Where the eagles plummet from their lofty perches like idols toppled by an earthquake from temples and rooftops…
Where after a brief rain, the ducks of a certain species cry out in unison as if offering a thanksgiving prayer to the deity of ducks – has it feet and beak?
Where the ash-silver guinea fowl have the aspect of professional beggars.
Where in the Malayan bear I refuse to recognize a fellow northener and discover the Mongol there concealed.
Where the wolves convey compliance and devotion.
Where the parrots in their stifling habitat accost me as I enter with their choral salutations, “idiott, idiott!”
Where the fat and glistening walrus undulates, like a languid beauty, its black, slippery, fan-shaped foot, then leaps into the water; and when it slides once more onto the ramp, upon its massive, greasy body appear the spiny bristles and smooth brow peculiar to the head of Nietzsche.
Where the jaw of the white, black-eyed, exalted llama and the jaw of the flat-horned buffalo move evenly to the right and to the left, as does the life of a land with popular representation and a government responsible to the people – that paradise desired by so many!
Where the rhinoceros holds in its red-and-white eyes the unquenchable fury of a toppled tsar; he alone, of all the animals, regards mankind with the unconcealed disdain which tsars reserve for slave rebellions. In him lurks Ivan the Terrible.

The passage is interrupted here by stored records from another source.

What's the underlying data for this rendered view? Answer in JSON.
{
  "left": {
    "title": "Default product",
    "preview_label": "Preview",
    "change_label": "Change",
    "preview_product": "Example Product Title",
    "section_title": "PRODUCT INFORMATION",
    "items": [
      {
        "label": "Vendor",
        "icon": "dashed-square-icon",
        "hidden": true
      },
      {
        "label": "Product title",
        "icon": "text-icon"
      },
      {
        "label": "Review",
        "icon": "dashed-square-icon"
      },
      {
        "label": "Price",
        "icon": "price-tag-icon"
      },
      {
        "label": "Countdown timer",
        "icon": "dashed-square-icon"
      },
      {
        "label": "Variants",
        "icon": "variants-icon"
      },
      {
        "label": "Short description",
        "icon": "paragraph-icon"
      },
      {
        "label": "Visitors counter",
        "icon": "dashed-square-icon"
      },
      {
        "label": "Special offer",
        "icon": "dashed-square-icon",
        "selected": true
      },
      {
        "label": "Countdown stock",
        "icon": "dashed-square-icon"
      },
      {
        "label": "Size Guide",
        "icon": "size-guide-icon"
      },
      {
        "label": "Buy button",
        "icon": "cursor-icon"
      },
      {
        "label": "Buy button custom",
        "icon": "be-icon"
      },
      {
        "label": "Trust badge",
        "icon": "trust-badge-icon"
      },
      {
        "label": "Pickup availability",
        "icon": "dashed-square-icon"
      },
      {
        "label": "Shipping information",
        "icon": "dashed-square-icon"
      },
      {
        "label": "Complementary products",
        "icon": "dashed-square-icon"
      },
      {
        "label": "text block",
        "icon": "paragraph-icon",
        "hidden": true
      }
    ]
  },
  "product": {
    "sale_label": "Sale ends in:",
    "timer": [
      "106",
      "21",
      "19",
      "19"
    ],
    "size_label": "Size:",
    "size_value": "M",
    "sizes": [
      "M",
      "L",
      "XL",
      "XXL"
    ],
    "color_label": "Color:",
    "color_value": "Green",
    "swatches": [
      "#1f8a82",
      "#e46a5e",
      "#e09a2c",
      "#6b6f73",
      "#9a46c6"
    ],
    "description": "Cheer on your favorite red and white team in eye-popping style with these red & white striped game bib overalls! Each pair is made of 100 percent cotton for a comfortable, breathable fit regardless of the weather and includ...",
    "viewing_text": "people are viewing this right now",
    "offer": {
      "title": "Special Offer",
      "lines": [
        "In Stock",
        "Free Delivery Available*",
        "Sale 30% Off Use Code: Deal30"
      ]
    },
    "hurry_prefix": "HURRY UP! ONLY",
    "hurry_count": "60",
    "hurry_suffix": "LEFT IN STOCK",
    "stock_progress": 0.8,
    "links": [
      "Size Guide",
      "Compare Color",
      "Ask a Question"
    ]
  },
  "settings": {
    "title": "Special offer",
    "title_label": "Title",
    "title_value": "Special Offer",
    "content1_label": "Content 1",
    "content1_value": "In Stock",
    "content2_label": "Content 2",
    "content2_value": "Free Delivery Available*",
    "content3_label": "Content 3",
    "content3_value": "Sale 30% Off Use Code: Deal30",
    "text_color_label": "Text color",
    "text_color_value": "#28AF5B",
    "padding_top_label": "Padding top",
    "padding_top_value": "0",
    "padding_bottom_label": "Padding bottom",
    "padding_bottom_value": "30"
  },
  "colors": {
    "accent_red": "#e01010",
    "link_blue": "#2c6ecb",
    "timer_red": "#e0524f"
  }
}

Where the gulls, with long beaks and cold, blue eyes that sem ringed by spectacles, resemble international financiers, confirmation of which we find in the adroit way they filch the food thrown to the seals.

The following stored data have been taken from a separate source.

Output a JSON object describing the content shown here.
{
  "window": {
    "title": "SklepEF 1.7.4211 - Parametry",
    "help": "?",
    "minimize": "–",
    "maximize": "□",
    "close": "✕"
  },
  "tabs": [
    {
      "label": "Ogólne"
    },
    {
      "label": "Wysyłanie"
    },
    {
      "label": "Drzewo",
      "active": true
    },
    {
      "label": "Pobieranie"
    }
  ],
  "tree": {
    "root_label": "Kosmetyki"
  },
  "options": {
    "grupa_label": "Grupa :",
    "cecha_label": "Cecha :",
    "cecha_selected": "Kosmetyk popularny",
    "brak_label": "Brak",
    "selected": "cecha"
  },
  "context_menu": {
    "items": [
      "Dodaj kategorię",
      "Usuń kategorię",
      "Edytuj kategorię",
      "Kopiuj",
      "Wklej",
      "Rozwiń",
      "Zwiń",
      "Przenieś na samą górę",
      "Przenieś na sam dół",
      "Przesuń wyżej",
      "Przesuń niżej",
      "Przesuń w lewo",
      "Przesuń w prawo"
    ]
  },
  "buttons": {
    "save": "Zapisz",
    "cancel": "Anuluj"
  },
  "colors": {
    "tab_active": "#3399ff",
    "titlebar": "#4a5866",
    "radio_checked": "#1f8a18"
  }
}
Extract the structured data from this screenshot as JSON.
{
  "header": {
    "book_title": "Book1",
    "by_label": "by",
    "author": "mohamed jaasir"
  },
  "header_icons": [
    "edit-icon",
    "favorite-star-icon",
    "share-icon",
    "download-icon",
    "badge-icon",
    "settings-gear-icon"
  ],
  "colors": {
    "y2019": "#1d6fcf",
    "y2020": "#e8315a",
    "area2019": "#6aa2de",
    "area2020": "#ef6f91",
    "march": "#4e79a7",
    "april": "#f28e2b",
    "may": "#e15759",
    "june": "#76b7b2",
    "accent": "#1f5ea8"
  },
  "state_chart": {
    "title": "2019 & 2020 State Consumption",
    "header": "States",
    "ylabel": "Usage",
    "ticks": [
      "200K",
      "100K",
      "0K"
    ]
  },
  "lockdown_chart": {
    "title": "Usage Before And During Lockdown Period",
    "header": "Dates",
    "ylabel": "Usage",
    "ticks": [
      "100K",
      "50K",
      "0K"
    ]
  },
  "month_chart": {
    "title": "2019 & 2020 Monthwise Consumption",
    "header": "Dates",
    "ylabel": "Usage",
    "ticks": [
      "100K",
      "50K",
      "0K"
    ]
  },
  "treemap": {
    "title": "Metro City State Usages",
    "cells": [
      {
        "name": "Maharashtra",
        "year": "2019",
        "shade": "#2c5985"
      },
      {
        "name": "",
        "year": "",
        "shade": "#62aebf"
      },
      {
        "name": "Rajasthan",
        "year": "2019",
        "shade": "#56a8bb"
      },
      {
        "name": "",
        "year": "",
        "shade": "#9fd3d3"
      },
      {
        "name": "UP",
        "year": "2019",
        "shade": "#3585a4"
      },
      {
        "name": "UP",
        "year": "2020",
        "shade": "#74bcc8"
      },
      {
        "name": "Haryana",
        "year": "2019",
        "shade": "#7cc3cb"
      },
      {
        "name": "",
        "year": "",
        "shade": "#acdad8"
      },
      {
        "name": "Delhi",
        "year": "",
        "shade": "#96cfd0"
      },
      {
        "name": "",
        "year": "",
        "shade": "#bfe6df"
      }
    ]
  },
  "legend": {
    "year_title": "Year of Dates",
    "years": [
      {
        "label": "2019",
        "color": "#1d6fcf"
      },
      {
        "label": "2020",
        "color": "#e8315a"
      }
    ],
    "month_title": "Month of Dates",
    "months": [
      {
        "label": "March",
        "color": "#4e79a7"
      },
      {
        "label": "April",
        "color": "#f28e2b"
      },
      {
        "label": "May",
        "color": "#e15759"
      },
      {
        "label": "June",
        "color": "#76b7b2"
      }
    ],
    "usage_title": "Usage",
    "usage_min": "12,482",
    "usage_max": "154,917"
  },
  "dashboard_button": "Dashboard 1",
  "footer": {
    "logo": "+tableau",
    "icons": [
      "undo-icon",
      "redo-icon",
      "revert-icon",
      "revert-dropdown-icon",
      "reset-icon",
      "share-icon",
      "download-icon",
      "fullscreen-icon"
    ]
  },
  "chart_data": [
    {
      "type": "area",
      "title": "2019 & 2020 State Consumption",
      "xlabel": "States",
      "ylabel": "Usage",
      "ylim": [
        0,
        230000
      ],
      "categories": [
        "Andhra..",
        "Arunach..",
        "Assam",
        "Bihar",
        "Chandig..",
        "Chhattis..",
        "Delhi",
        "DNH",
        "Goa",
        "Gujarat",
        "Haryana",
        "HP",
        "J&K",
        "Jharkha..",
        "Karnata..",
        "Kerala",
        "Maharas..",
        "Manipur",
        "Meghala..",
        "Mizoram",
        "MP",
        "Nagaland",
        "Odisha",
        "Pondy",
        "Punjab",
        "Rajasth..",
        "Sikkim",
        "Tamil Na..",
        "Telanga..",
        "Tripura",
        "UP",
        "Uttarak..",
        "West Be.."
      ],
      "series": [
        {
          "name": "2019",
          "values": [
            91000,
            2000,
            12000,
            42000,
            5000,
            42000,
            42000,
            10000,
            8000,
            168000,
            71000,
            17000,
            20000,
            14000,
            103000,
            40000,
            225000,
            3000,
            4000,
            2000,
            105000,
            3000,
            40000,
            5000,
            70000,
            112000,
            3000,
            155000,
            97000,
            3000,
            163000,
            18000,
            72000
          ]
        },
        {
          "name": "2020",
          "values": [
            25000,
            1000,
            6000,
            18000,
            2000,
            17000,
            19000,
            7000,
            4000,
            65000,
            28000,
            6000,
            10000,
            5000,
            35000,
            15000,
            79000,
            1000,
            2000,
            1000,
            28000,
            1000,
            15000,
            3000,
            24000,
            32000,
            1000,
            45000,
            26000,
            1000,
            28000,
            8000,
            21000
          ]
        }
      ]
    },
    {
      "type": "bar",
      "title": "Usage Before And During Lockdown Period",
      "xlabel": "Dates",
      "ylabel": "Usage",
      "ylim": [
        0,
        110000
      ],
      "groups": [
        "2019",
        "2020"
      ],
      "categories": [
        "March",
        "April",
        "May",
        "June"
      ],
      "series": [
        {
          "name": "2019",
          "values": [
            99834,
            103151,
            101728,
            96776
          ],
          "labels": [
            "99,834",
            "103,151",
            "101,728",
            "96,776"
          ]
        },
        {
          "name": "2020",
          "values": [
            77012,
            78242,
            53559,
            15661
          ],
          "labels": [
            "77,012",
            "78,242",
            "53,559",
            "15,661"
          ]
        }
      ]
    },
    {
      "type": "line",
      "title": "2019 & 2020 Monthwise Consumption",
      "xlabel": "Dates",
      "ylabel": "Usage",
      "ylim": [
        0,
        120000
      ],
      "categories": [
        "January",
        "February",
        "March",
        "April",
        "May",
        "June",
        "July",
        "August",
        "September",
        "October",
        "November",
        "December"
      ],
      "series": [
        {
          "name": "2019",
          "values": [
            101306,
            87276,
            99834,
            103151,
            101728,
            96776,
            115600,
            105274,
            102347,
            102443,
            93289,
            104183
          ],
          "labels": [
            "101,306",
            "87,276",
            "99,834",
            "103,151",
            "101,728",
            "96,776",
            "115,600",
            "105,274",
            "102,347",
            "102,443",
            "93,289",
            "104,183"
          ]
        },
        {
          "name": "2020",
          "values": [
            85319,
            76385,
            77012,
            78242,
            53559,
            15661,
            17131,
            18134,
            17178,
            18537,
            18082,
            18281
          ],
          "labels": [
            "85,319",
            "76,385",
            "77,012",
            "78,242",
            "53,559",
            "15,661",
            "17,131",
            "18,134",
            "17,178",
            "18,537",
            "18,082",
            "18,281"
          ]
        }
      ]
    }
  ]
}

Where, remembering that Russians were wont to call their chieftains by the name of falcon, and remembering the keeness of Cossack and falcon eye alike, we begin to know who instructed the Russians in the art of war.
Where the elephants, their trumpet calls forgotten, make a sound that seems to mourn their sad condition. Do they make such paltry sounds from deference to our own excessive paltriness? I do not know.
Where the animals lose their marvelous potentialities, like the Lay of Igor’s Host embeddded in a Book of Hours.